E tal timidez em reforçar e aprofundar tais debates não teria a ver com a postura dos grandes aparatos midiáticos ante temas como genocídio de pobres e negros, machismo, encarceramento em massa ou redução da maioridade penal? Tais aparatos não se esmeraram ao longo dos anos em transmitir uma história falsa e dissimulada sobre a obra da ditadura militar que o deputado tanto ama? Não foram, de forma até virulenta, contrários aos trabalhos da Comissão da Verdade e punição de agentes da repressão do regime de 1964-1985?
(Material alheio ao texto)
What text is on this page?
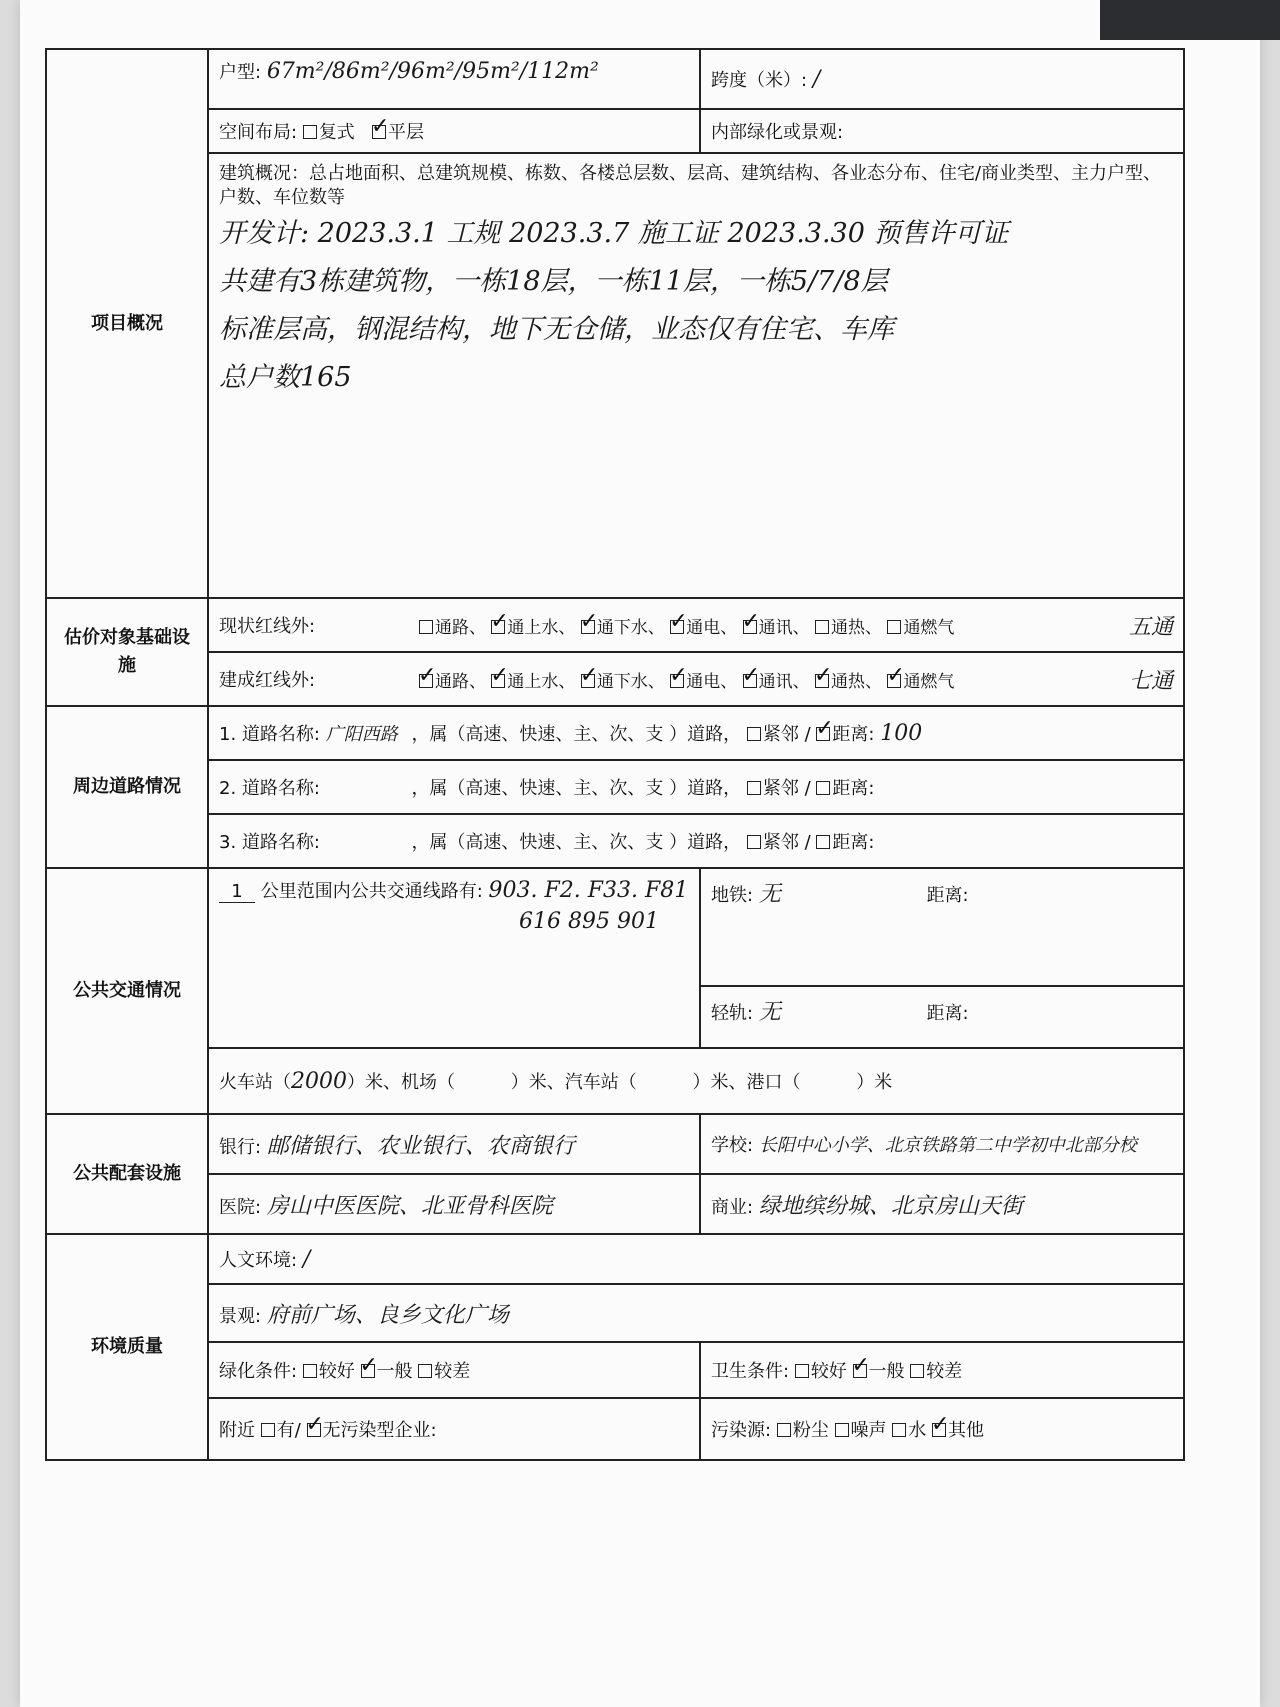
项目概况	户型: 67m²/86m²/96m²/95m²/112m²	跨度（米）: /
	空间布局: 复式 ✓ 平层	内部绿化或景观:

	建筑概况：总占地面积、总建筑规模、栋数、各楼总层数、层高、建筑结构、各业态分布、住宅/商业类型、主力户型、户数、车位数等
开发计: 2023.3.1 工规 2023.3.7 施工证 2023.3.30 预售许可证
共建有3栋建筑物，一栋18层，一栋11层，一栋5/7/8层
标准层高，钢混结构，地下无仓储，业态仅有住宅、车库
总户数165	

估价对象基础设施	现状红线外: 通路、 ✓ 通上水、 ✓ 通下水、 ✓ 通电、 ✓ 通讯、 通热、 通燃气 五通

	建成红线外: ✓ 通路、 ✓ 通上水、 ✓ 通下水、 ✓ 通电、 ✓ 通讯、 ✓ 通热、 ✓ 通燃气 七通

周边道路情况	1. 道路名称: 广阳西路 ，属（高速、快速、主、次、支 ）道路， 紧邻 / ✓距离: 100
	2. 道路名称: ，属（高速、快速、主、次、支 ）道路， 紧邻 / 距离:	
	3. 道路名称: ，属（高速、快速、主、次、支 ）道路， 紧邻 / 距离:	
公共交通情况	1 公里范围内公共交通线路有: 903. F2. F33. F81
616 895 901	地铁: 无 距离:
		轻轨: 无 距离:
	火车站（2000）米、机场（ ）米、汽车站（ ）米、港口（ ）米	
公共配套设施	银行: 邮储银行、农业银行、农商银行	学校: 长阳中心小学、北京铁路第二中学初中北部分校
	医院: 房山中医医院、北亚骨科医院	商业: 绿地缤纷城、北京房山天街
环境质量	人文环境: /	
	景观: 府前广场、良乡文化广场	
	绿化条件: 较好 ✓ 一般 较差	卫生条件: 较好 ✓ 一般 较差
	附近 有/ ✓ 无污染型企业:	污染源: 粉尘 噪声 水 ✓ 其他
É evidente que Bolsonaro recebeu o devido treino de relação com a mídia antes de se expor em rede nacional. Agiu como a escola dos 'bons' políticos já ensinou há décadas, tergiversando e desviando os focos das perguntas, ou simplesmente respondendo o que lhe convinha, até a ignorar a pergunta em si. Mas trata-se de expediente amplamente disseminado no espetáculo da política.
O Roda Viva com Jair Bolsonaro - que não disporá de tempo de TV e perdeu a disputa com o tucano pelo almejado apoio dos grandes próceres da velha e carcomida política - deixa indicações de que mais uma vez o país se verá diante de debates, senão completamente falsos, muito distantes da realidade do povo brasileiro e suas fontes cotidianas de sofrimento.
Bolsonaro apenas surfa nesse imenso vazio que ninguém quer preencher. Talvez por não haver tantas diferenças práticas entre uns e outros...
Gabriel Brito é jornalista e editor do Correio da Cidadania.